Shira Geffen signe le portrait croisé de deux femmes.
Sept ans après la consécration de la Caméra d’or pour Les Méduses (Medusot), écrit et coréalisé avec son mari l’écrivain Etgar Keret, Shira Geffen signe, seule cette fois, son second long-métrage Self Made (Boreg), présenté à la Semaine de la critique au festival de Cannes en 2014. Poursuivant la veine du réalisme magique, la réalisatrice israélienne nous livre le portrait croisé de deux femmes vivant de chaque côté du mur de séparation et qui, par un concours de circonstances insolites, vont être contraintes de vivre la vie de l’autre.
Michal (Sarah Adler) est une artiste conceptuelle renommée, en Israël comme en Allemagne.

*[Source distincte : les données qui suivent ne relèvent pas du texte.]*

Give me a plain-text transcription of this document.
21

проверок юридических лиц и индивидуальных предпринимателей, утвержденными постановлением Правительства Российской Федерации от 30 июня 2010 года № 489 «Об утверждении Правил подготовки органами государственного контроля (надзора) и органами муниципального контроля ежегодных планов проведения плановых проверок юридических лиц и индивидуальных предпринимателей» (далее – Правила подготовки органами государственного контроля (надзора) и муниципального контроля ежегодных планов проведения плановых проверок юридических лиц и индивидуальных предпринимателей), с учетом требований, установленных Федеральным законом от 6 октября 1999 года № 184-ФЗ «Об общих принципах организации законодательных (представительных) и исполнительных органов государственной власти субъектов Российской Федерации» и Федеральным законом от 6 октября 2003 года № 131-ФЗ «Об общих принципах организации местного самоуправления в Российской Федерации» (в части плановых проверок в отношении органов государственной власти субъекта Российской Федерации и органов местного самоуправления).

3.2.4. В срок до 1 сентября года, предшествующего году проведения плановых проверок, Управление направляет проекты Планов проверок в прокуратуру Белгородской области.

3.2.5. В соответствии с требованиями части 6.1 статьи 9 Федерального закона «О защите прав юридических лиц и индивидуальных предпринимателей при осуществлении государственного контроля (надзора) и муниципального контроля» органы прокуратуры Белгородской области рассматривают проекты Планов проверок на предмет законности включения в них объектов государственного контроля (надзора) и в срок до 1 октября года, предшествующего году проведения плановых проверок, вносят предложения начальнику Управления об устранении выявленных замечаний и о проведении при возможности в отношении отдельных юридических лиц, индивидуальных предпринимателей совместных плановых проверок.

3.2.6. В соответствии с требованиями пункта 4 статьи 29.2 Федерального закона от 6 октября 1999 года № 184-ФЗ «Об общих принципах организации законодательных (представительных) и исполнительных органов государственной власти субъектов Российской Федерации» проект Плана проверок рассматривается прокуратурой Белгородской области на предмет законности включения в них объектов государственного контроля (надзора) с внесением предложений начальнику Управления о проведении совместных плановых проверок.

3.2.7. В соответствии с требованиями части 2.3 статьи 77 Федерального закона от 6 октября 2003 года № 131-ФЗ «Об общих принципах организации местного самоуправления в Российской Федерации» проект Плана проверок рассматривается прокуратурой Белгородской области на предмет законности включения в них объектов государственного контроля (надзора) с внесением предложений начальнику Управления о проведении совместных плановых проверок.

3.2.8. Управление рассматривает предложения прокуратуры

Brutalement réveillée par l’écroulement de son lit, elle souffre d’une amnésie temporaire. Le bouton de fonctionnement de sa machine à café ? Les déplacements de son mari ? Leur anniversaire de mariage ? Elle a tout oublié.
Alors ne lui demandez pas qui elle est. Pas à pas, nous découvrons des pans de son identité, tandis que défilent à son domicile à Jérusalem une photographe venue pour une séance en vue du projet « Cinquante femmes influentes », un chef cuisinier qui amadoue des crabes en leur jouant du violon, une armée de livreurs de meubles en kit parmi lesquels Etgar Keret. Michal est une féministe affirmée, radicale, créatrice d’une œuvre provocatrice : avoir des enfants est égoïste – « Je ne veux pas d’enfants, je veux un lit », hurle-t-elle au téléphone lorsqu’elle en commande un nouveau –, aussi s’apprête-t-elle à exposer son utérus, transformé en sac à main, à la Biennale de Venise.
Loin de cette sphère, Nadine (Samira Saraya), ouvrière palestinienne, se rend chaque jour à l’usine Etaca, un ersatz d’Ikea, où elle est chargée de remplir des sachets de vis, dont une partie finit dans ses poches, pour les semer, comme le Petit Poucet, et retrouver son chemin le soir. Passage obligé sur son trajet : le checkpoint ou le summum de l’absurdité ordinaire, qui sourd dans toutes les saynètes du film. Excès de vigilance, une jeune soldate soupçonne son câble de lecteur MP3 d’être relié à une bombe, et lui arrache violemment. Un geste pas si déplacé quand nous savons que son voisin activiste l’a désignée pour un attentat-suicide.
Pourtant Nadine ne faisait qu’écouter du rap à tue-tête, les écouteurs vissés dans les oreilles, sous son hijab. Le décor stylisé et les scènes minutieusement chorégraphiées sur le thème musical récurrent de Fantasia révèlent mieux encore, et avec poésie, les aberrations de l’administration des postes de contrôle, dont Shira Geffen est familière.
Sous le fantastique décalé, au cœur de cette comédie, se mêle une réalité politique brutale. Les deux femmes, dont les destins sont mis en parallèle, échangent leurs vies, sur un malentendu après un contrôle de routine au checkpoint. Aucun point commun. Aucune ressemblance. Mais personne ne réagit, pas même leurs proches. Absentes à leur monde – en atteste leur regard absent appuyé par la mise en scène –, elles y échappent volontiers pour embrasser l’identité de l’autre.
À la frontière, poreuse, entre réalité et imagination, le film de Shira Geffen met à l’œuvre un processus psychologique, mais questionne surtout l’identité sous ses acceptions multiples et sa dimension politique inhérente dans un pays tel qu’Israël. Self Made, ou la construction d’un lit, d’une identité, et d’un pays. Et il n’y a pas plus retors qu’une notice d’Etaca.
Self Made de Shira Geffen. Sortie le 8 juillet.